Also, anyone here want to roleclaim as something useful? Keep in mind that I can heal you.


----------



## Zero Moment (Feb 12, 2011)

*Re: BORED MAFIA - Day One*

Sure, *Twilight*.

EDIT: Ninja'd.


----------



## InvaderSyl (Feb 12, 2011)

*Re: BORED MAFIA - Day One*

Can't beat em', join em' :P

*Twilight*


----------



## Superbird (Feb 12, 2011)

*Re: BORED MAFIA - Day One*

*Twilight Sparkle*.


----------



## Karkat Vantas (Feb 12, 2011)

*Re: BORED MAFIA - Day One*



Karkat Vantas said:


> Also, anyone here want to roleclaim as something useful? Keep in mind that I can heal you.


HEY GUYS

I am rather irritated that all discussion stops once someone starts a bandwagon.


----------



## InvaderSyl (Feb 12, 2011)

*Re: BORED MAFIA - Day One*



Karkat Vantas said:


> HEY GUYS
> 
> I am rather irritated that all discussion stops once someone starts a bandwagon.


I kinda was going to roleclaim but because of the day 1...ness and all...

Anyway, I'm a firefighter, if that counts


----------



## Phantom (Feb 12, 2011)

*Re: BORED MAFIA - Day One*

As I said earlier, I have no idea what my role is, but I am curious to figure it out. I apparently have a night action, but I'm not allowed to know what it is. But I know I'm not mafia... so I have an innocent role, but I'm not allowed to know what it is. 


WHY GAME GODS????


----------



## InvaderSyl (Feb 12, 2011)

*Re: BORED MAFIA - Day One*

ALL RIGHT. THERE IS ONLY ONE WAY 
TO SETTLE THIS.

No, actually.

Other healer, heal Karkat, karkat, heal one of us. If there is a third healer, heal whoever karkat doesn't.


----------



## Karkat Vantas (Feb 13, 2011)

*Re: BORED MAFIA - Day One*

Okay, so we have an arsonist on the loose?

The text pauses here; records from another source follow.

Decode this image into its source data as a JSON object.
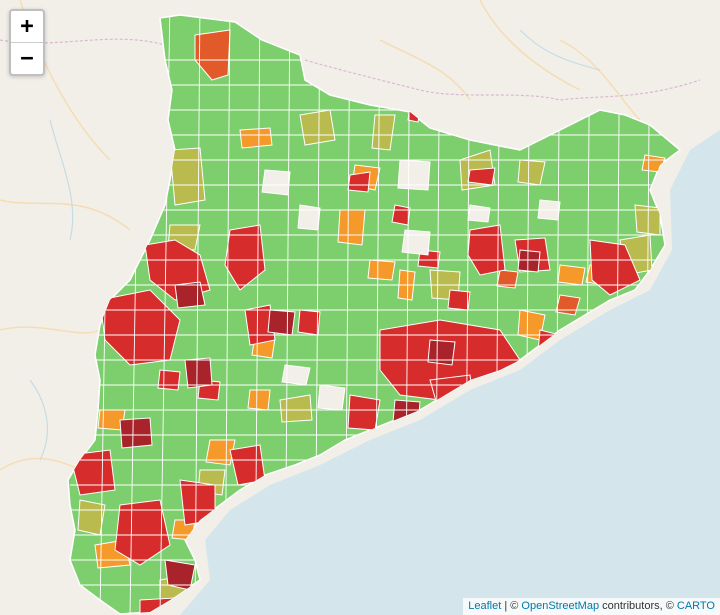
{
  "map": {
    "zoom_in_label": "+",
    "zoom_out_label": "−",
    "attribution": {
      "leaflet": "Leaflet",
      "sep1": " | © ",
      "osm": "OpenStreetMap",
      "mid": " contributors, © ",
      "carto": "CARTO"
    },
    "colors": {
      "land": "#f2efe9",
      "sea": "#d4e6ec",
      "green": "#7ccf6c",
      "yellow_green": "#b9bb4e",
      "orange": "#f59a2a",
      "red_orange": "#e35a2a",
      "red": "#d62c2c",
      "dark_red": "#a8232a",
      "boundary": "#ffffff"
    }
  }
}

...fuuuuuck, I don't think I can heal past that.

Wow this was a shitty time to roleclaim!

lol @ syl, i'm not telling you who I'm healing

(hint: it's not you)


----------



## nastypass (Feb 13, 2011)

*Re: BORED MAFIA - Day One*

Whoops, looks like I'm a day late.  Not that anyone abused it.

Twilight Sparkle is dragged up to the large pole that has been erected in the town square at the whim of a few villagers, met with apathy from all parties.  The King's Watchmen™ tie her to the post with an unusually long length of rope (when asked later, he said it was to keep her from teleporting away from her execution.  when asked how rope would stop teleportation, he hanged the interviewer.) and set her ablaze.  After "investigating" her house, they found a closet filled with strange, black, perfectly folded attire with lots and lots of ties.  The village's fears were confirmed:  they did, in fact, have mafia among them.

*Twilight Sparkle is dead.  She was mafia.

It is now night one.  You have 48 hours for night actions.*


----------